"""
Query Judge - 쿼리 자동 평가기
검색 결과가 질문에 맞는지 점수화하고 다음 행동을 결정
"""
from typing import List, Dict, Optional, Tuple
import re
from ..utils.query_planner import LEGAL_CORE_KEYWORDS
class QueryJudge:
"""쿼리 평가기"""
def __init__(self):
# 법리 키워드 가중치
self.legal_keyword_weight = 2.0
self.fact_keyword_weight = 1.0
# 최소 적합도 점수
self.min_relevance_threshold = 0.3
self.good_relevance_threshold = 0.6
def evaluate_results(
self,
query: str,
issue_type: Optional[str],
results: List[Dict],
legal_axis_keywords: Optional[List[str]] = None,
fact_axis_keywords: Optional[List[str]] = None
) -> Dict:
"""
검색 결과의 적합도를 평가
Args:
query: 원본 쿼리
issue_type: 쟁점 유형
results: 검색 결과 리스트 (최대 top-k)
legal_axis_keywords: 법리축 키워드
fact_axis_keywords: 사실축 키워드
Returns:
평가 결과 딕셔너리:
- relevance_score: 전체 적합도 점수 (0.0 ~ 1.0)
- missing_aspects: 누락된 측면 리스트
- next_plan: 다음 행동 계획
- individual_scores: 각 결과별 점수
"""
if not results:
return {
"relevance_score": 0.0,
"missing_aspects": ["no_results"],
"next_plan": {
"action": "expand_query",
"strategy": "synonym_expansion"
},
"individual_scores": []
}
# 쿼리 키워드 추출
query_lower = query.lower()
query_keywords = set(query_lower.split())
# 법리축/사실축 키워드 설정
if legal_axis_keywords:
legal_keywords = set([k.lower() for k in legal_axis_keywords])
else:
legal_keywords = self._extract_legal_keywords(query)
if fact_axis_keywords:
fact_keywords = set([k.lower() for k in fact_axis_keywords])
else:
fact_keywords = self._extract_fact_keywords(query)
# 각 결과 평가
individual_scores = []
for result in results:
score = self._evaluate_single_result(
result,
query_keywords,
legal_keywords,
fact_keywords,
issue_type
)
individual_scores.append({
"result_id": result.get("id") or result.get("판례정보일련번호") or "",
"title": result.get("title") or result.get("사건명") or "",
"score": score
})
# 전체 적합도 점수 (상위 결과들의 평균)
top_scores = [s["score"] for s in individual_scores[:5]]

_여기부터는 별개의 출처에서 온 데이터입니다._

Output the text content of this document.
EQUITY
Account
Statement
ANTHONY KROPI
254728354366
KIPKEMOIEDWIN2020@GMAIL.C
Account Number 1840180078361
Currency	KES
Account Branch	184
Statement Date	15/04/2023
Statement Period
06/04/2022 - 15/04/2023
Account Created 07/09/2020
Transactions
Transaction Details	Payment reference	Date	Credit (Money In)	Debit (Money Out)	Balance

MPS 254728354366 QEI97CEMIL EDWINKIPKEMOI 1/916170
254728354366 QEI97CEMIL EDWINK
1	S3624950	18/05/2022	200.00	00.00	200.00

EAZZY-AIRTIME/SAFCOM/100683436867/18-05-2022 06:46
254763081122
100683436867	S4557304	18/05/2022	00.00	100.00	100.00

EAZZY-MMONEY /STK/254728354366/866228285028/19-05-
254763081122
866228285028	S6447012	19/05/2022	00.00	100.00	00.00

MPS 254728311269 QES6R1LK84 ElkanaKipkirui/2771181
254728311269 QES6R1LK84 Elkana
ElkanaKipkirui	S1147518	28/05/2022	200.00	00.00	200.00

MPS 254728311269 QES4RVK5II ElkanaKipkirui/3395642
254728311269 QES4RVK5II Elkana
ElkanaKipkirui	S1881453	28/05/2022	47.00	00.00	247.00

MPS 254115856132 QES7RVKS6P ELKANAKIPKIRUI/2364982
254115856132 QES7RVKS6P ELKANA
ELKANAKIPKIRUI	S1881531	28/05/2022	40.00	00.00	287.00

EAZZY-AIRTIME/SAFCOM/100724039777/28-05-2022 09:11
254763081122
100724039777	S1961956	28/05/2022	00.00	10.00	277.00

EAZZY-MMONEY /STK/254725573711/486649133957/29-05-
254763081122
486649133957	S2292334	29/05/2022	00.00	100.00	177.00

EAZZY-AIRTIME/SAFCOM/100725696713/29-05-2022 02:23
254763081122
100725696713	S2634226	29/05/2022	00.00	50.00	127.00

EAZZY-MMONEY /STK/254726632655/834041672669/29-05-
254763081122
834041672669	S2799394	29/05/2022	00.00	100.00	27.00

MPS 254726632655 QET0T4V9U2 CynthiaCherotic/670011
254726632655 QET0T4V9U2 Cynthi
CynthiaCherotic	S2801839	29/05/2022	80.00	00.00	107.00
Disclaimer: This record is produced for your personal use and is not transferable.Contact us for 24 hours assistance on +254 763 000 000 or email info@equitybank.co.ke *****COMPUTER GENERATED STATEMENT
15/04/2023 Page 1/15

relevance_score = sum(top_scores) / len(top_scores) if top_scores else 0.0
# 누락된 측면 분석
missing_aspects = self._analyze_missing_aspects(
results,
legal_keywords,
fact_keywords,
issue_type
)
# 다음 행동 계획
next_plan = self._determine_next_plan(
relevance_score,
missing_aspects,
legal_keywords,
fact_keywords
)
return {
"relevance_score": relevance_score,
"missing_aspects": missing_aspects,
"next_plan": next_plan,
"individual_scores": individual_scores,
"legal_keywords_found": list(legal_keywords),
"fact_keywords_found": list(fact_keywords)
}
def _evaluate_single_result(
self,
result: Dict,
query_keywords: set,
legal_keywords: set,
fact_keywords: set,
issue_type: Optional[str]
) -> float:
"""
단일 결과의 적합도 점수 계산 (0.0 ~ 1.0)
"""
# 제목/요지 추출
title = (
result.get("title") or
result.get("사건명") or
result.get("case_name") or
""
).lower()
summary = (
result.get("summary") or
result.get("판시사항") or
result.get("판결요지") or
result.get("요지") or
""
).lower()
text = f"{title} {summary}"
score = 0.0
max_score = 0.0
# 법리축 키워드 매칭 (높은 가중치)
if legal_keywords:
legal_matches = sum(1 for kw in legal_keywords if kw in text)
legal_score = (legal_matches / len(legal_keywords)) * self.legal_keyword_weight
score += legal_score
max_score += self.legal_keyword_weight
# 사실축 키워드 매칭
if fact_keywords:
fact_matches = sum(1 for kw in fact_keywords if kw in text)
fact_score = (fact_matches / len(fact_keywords)) * self.fact_keyword_weight
score += fact_score
max_score += self.fact_keyword_weight
# 일반 쿼리 키워드 매칭
if query_keywords:
query_matches = sum(1 for kw in query_keywords if kw in text)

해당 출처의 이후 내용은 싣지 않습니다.